Similarly… most people don’t use a Mac as their desktop or laptop either. People use cheaper devices - laptops in the US$250-300 range, which are painfully slow.

Median phone lifespan is 3-4 years; PC lifespan is 5-8 years. So even if people had a device that was fast when they bought it, by now it probably isn’t fast any more.

So. No, people don’t have fast CPUs. They most have old devices, mostly mobiles, that weren’t fast in the first place.

…but you’ll say our users have fast CPUs. That may be true, good luck… but it probably isn’t! And you won’t be able to grow into markets other than “rich people”. Did your senior management sign off on that?

Next thing people believe is that everyone has fast internet. Is that true?

Every 4G user is a 3G user some of the time - Ilya Grigorik, paraphrased

Globally more people still have 2G than 5G and that won’t change for a long time yet. There is a very real digital divide when it comes to the speed and cost of internet.

And even in markets where the average top speed is high, people don’t have that top speed all the time.

Next fiction: we got this! we’re fast!

Alex showed some real world tests…

Sites that rely on speed to make money have stayed fast. They have skipped the JavaScript SPA era. Sites that have bought in to SPAs are slower across the board.

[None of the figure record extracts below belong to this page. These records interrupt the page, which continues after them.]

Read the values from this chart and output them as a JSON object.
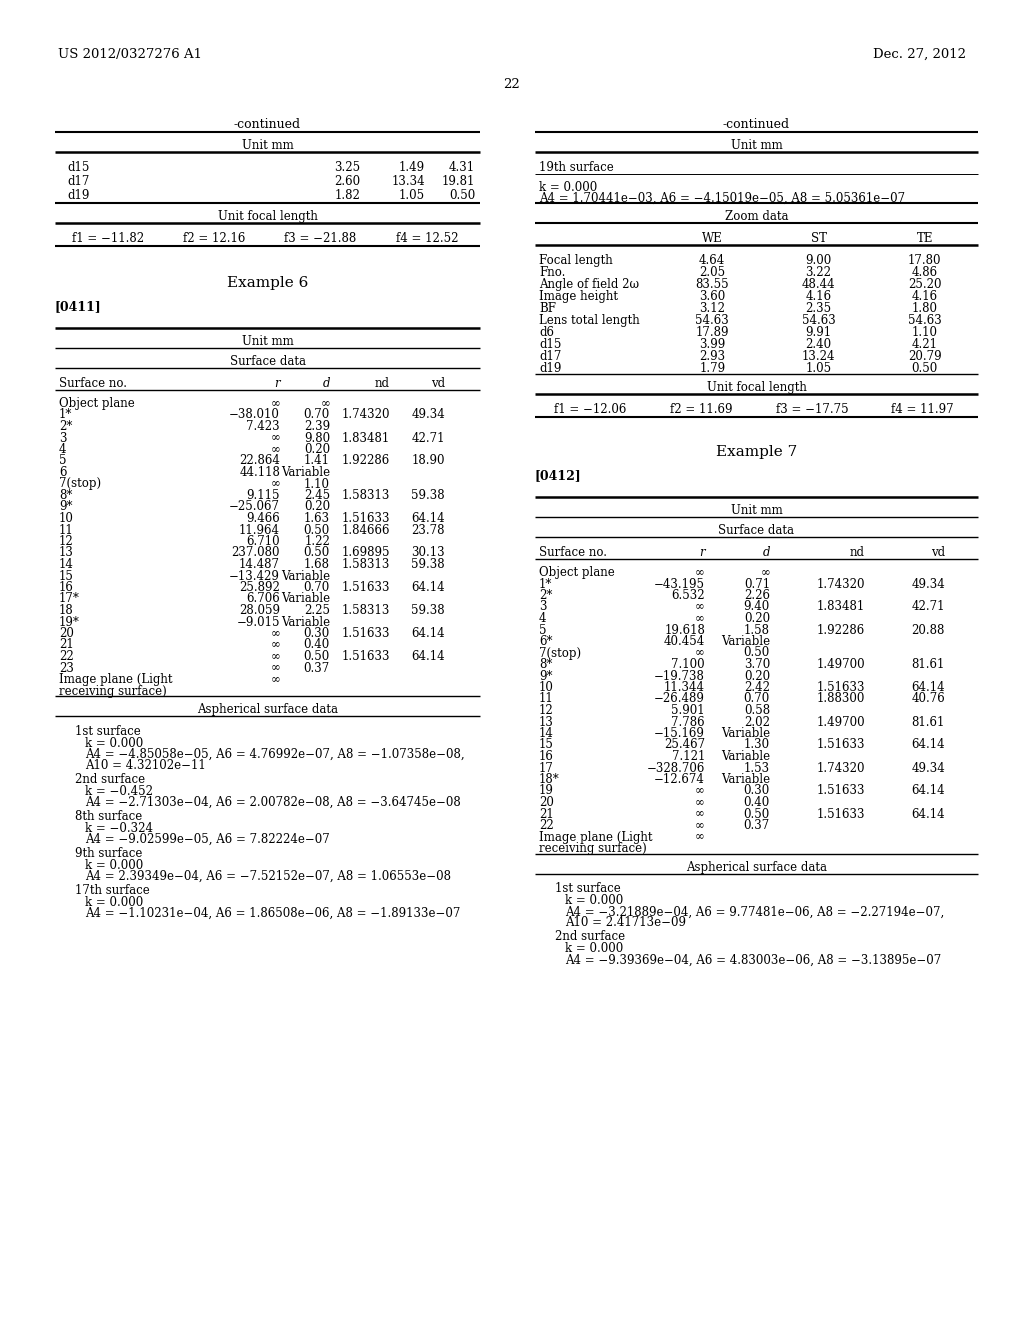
{
  "page_header_left": "US 2012/0327276 A1",
  "page_header_right": "Dec. 27, 2012",
  "page_number": "22",
  "bg": "#ffffff",
  "fg": "#000000",
  "left": {
    "continued": "-continued",
    "unit_mm": "Unit mm",
    "d_rows": [
      [
        "d15",
        "3.25",
        "1.49",
        "4.31"
      ],
      [
        "d17",
        "2.60",
        "13.34",
        "19.81"
      ],
      [
        "d19",
        "1.82",
        "1.05",
        "0.50"
      ]
    ],
    "focal_label": "Unit focal length",
    "focal_row": [
      "f1 = −11.82",
      "f2 = 12.16",
      "f3 = −21.88",
      "f4 = 12.52"
    ],
    "example": "Example 6",
    "para": "[0411]",
    "surf_unit": "Unit mm",
    "surf_label": "Surface data",
    "surf_header": [
      "Surface no.",
      "r",
      "d",
      "nd",
      "vd"
    ],
    "surf_rows": [
      [
        "Object plane",
        "∞",
        "∞",
        "",
        ""
      ],
      [
        "1*",
        "−38.010",
        "0.70",
        "1.74320",
        "49.34"
      ],
      [
        "2*",
        "7.423",
        "2.39",
        "",
        ""
      ],
      [
        "3",
        "∞",
        "9.80",
        "1.83481",
        "42.71"
      ],
      [
        "4",
        "∞",
        "0.20",
        "",
        ""
      ],
      [
        "5",
        "22.864",
        "1.41",
        "1.92286",
        "18.90"
      ],
      [
        "6",
        "44.118",
        "Variable",
        "",
        ""
      ],
      [
        "7(stop)",
        "∞",
        "1.10",
        "",
        ""
      ],
      [
        "8*",
        "9.115",
        "2.45",
        "1.58313",
        "59.38"
      ],
      [
        "9*",
        "−25.067",
        "0.20",
        "",
        ""
      ],
      [
        "10",
        "9.466",
        "1.63",
        "1.51633",
        "64.14"
      ],
      [
        "11",
        "11.964",
        "0.50",
        "1.84666",
        "23.78"
      ],
      [
        "12",
        "6.710",
        "1.22",
        "",
        ""
      ],
      [
        "13",
        "237.080",
        "0.50",
        "1.69895",
        "30.13"
      ],
      [
        "14",
        "14.487",
        "1.68",
        "1.58313",
        "59.38"
      ],
      [
        "15",
        "−13.429",
        "Variable",
        "",
        ""
      ],
      [
        "16",
        "25.892",
        "0.70",
        "1.51633",
        "64.14"
      ],
      [
        "17*",
        "6.706",
        "Variable",
        "",
        ""
      ],
      [
        "18",
        "28.059",
        "2.25",
        "1.58313",
        "59.38"
      ],
      [
        "19*",
        "−9.015",
        "Variable",
        "",
        ""
      ],
      [
        "20",
        "∞",
        "0.30",
        "1.51633",
        "64.14"
      ],
      [
        "21",
        "∞",
        "0.40",
        "",
        ""
      ],
      [
        "22",
        "∞",
        "0.50",
        "1.51633",
        "64.14"
      ],
      [
        "23",
        "∞",
        "0.37",
        "",
        ""
      ],
      [
        "Image plane (Light\nreceiving surface)",
        "∞",
        "",
        "",
        ""
      ]
    ],
    "asph_label": "Aspherical surface data",
    "asph_blocks": [
      {
        "title": "1st surface",
        "lines": [
          "k = 0.000",
          "A4 = −4.85058e−05, A6 = 4.76992e−07, A8 = −1.07358e−08,",
          "A10 = 4.32102e−11"
        ]
      },
      {
        "title": "2nd surface",
        "lines": [
          "k = −0.452",
          "A4 = −2.71303e−04, A6 = 2.00782e−08, A8 = −3.64745e−08"
        ]
      },
      {
        "title": "8th surface",
        "lines": [
          "k = −0.324",
          "A4 = −9.02599e−05, A6 = 7.82224e−07"
        ]
      },
      {
        "title": "9th surface",
        "lines": [
          "k = 0.000",
          "A4 = 2.39349e−04, A6 = −7.52152e−07, A8 = 1.06553e−08"
        ]
      },
      {
        "title": "17th surface",
        "lines": [
          "k = 0.000",
          "A4 = −1.10231e−04, A6 = 1.86508e−06, A8 = −1.89133e−07"
        ]
      }
    ]
  },
  "right": {
    "continued": "-continued",
    "unit_mm": "Unit mm",
    "surf19_title": "19th surface",
    "surf19_lines": [
      "k = 0.000",
      "A4 = 1.70441e−03, A6 = −4.15019e−05, A8 = 5.05361e−07"
    ],
    "zoom_label": "Zoom data",
    "zoom_header": [
      "",
      "WE",
      "ST",
      "TE"
    ],
    "zoom_rows": [
      [
        "Focal length",
        "4.64",
        "9.00",
        "17.80"
      ],
      [
        "Fno.",
        "2.05",
        "3.22",
        "4.86"
      ],
      [
        "Angle of field 2ω",
        "83.55",
        "48.44",
        "25.20"
      ],
      [
        "Image height",
        "3.60",
        "4.16",
        "4.16"
      ],
      [
        "BF",
        "3.12",
        "2.35",
        "1.80"
      ],
      [
        "Lens total length",
        "54.63",
        "54.63",
        "54.63"
      ],
      [
        "d6",
        "17.89",
        "9.91",
        "1.10"
      ],
      [
        "d15",
        "3.99",
        "2.40",
        "4.21"
      ],
      [
        "d17",
        "2.93",
        "13.24",
        "20.79"
      ],
      [
        "d19",
        "1.79",
        "1.05",
        "0.50"
      ]
    ],
    "focal_label": "Unit focal length",
    "focal_row": [
      "f1 = −12.06",
      "f2 = 11.69",
      "f3 = −17.75",
      "f4 = 11.97"
    ],
    "example": "Example 7",
    "para": "[0412]",
    "surf_unit": "Unit mm",
    "surf_label": "Surface data",
    "surf_header": [
      "Surface no.",
      "r",
      "d",
      "nd",
      "vd"
    ],
    "surf_rows": [
      [
        "Object plane",
        "∞",
        "∞",
        "",
        ""
      ],
      [
        "1*",
        "−43.195",
        "0.71",
        "1.74320",
        "49.34"
      ],
      [
        "2*",
        "6.532",
        "2.26",
        "",
        ""
      ],
      [
        "3",
        "∞",
        "9.40",
        "1.83481",
        "42.71"
      ],
      [
        "4",
        "∞",
        "0.20",
        "",
        ""
      ],
      [
        "5",
        "19.618",
        "1.58",
        "1.92286",
        "20.88"
      ],
      [
        "6*",
        "40.454",
        "Variable",
        "",
        ""
      ],
      [
        "7(stop)",
        "∞",
        "0.50",
        "",
        ""
      ],
      [
        "8*",
        "7.100",
        "3.70",
        "1.49700",
        "81.61"
      ],
      [
        "9*",
        "−19.738",
        "0.20",
        "",
        ""
      ],
      [
        "10",
        "11.344",
        "2.42",
        "1.51633",
        "64.14"
      ],
      [
        "11",
        "−26.489",
        "0.70",
        "1.88300",
        "40.76"
      ],
      [
        "12",
        "5.901",
        "0.58",
        "",
        ""
      ],
      [
        "13",
        "7.786",
        "2.02",
        "1.49700",
        "81.61"
      ],
      [
        "14",
        "−15.169",
        "Variable",
        "",
        ""
      ],
      [
        "15",
        "25.467",
        "1.30",
        "1.51633",
        "64.14"
      ],
      [
        "16",
        "7.121",
        "Variable",
        "",
        ""
      ],
      [
        "17",
        "−328.706",
        "1.53",
        "1.74320",
        "49.34"
      ],
      [
        "18*",
        "−12.674",
        "Variable",
        "",
        ""
      ],
      [
        "19",
        "∞",
        "0.30",
        "1.51633",
        "64.14"
      ],
      [
        "20",
        "∞",
        "0.40",
        "",
        ""
      ],
      [
        "21",
        "∞",
        "0.50",
        "1.51633",
        "64.14"
      ],
      [
        "22",
        "∞",
        "0.37",
        "",
        ""
      ],
      [
        "Image plane (Light\nreceiving surface)",
        "∞",
        "",
        "",
        ""
      ]
    ],
    "asph_label": "Aspherical surface data",
    "asph_blocks": [
      {
        "title": "1st surface",
        "lines": [
          "k = 0.000",
          "A4 = −3.21889e−04, A6 = 9.77481e−06, A8 = −2.27194e−07,",
          "A10 = 2.41713e−09"
        ]
      },
      {
        "title": "2nd surface",
        "lines": [
          "k = 0.000",
          "A4 = −9.39369e−04, A6 = 4.83003e−06, A8 = −3.13895e−07"
        ]
      }
    ]
  }
}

Our addiction to JavaScript is costing us.

A lost decade?

eCommerce is not a new category. We have been selling things online for a long time now. But Alex sees all the fallout where adoption of heavy JS solutions had destroyed speed, and reduced profit as a result. Losing massive amounts of money.

People believed fictions about fast CPUs and fast internet… and many teams experience real pain and harm, when launches get scrubbed or delayed because they find at the end the thing is just slow.

Many launch anyway because they are so committed they have no choice, but they don’t achieve their goals. And now you’re stuck with a complex solution you can’t work on rapidly.

At Microsoft, more and more of their products are delivered as web apps. So Alex works with these teams to try to keep them fast.

The Edge team is of course highly aware that a slow browser loses users. And some internals of Edge are web apps

edge://browser-essentials is a web page; and it had to be rebuilt to get load time down from 1.7s on that cheap laptop, to .5s. This might not seem like much, but Alex showed them loading side by side… and you really notice the difference.

We need new lenses as an industry. We have been looking at our feet. People didn’t mean to do anything harmful, people want to do good work. It’s no fun to spend time and money rebuilding something, only for the new version to be slower than the old one.

Some tactics -

  • Make PMs and Managers use cheap devices
  • Get developers to emulate cheap devices in their dev tools
  • Think about more options than SPAs

Manage for minimum client complexity. That means the ratio of what we do in CSS and HTML should be higher, and we should use less JavaScript if we can. Many of the sites we publish don’t need it!

Performance management maturity is a ladder. Many teams aren’t using the right tools to succeed, they’re not working with the right data.

Stop hiring people to create problems in JavaScript, start hiring people to solve them in HTML and CSS. There are a lot of people out there who want to do this kind of work!

infrequently.org

Tea Uglow - All the Things That Seem to Matter

“From the big bang to the heat death of the universe…” Tea took us on a brilliant journey through time, philosophy, ethics and difficult choices.

Notes are always a poor substitute for the real thing; but sometimes I bail out and put the laptop away entirely. Simon Wright was sitting next to me and saw me do this, and wrote down the word “unstonkable”.

This was unstonkable. Sometimes you need to be there. See you next year!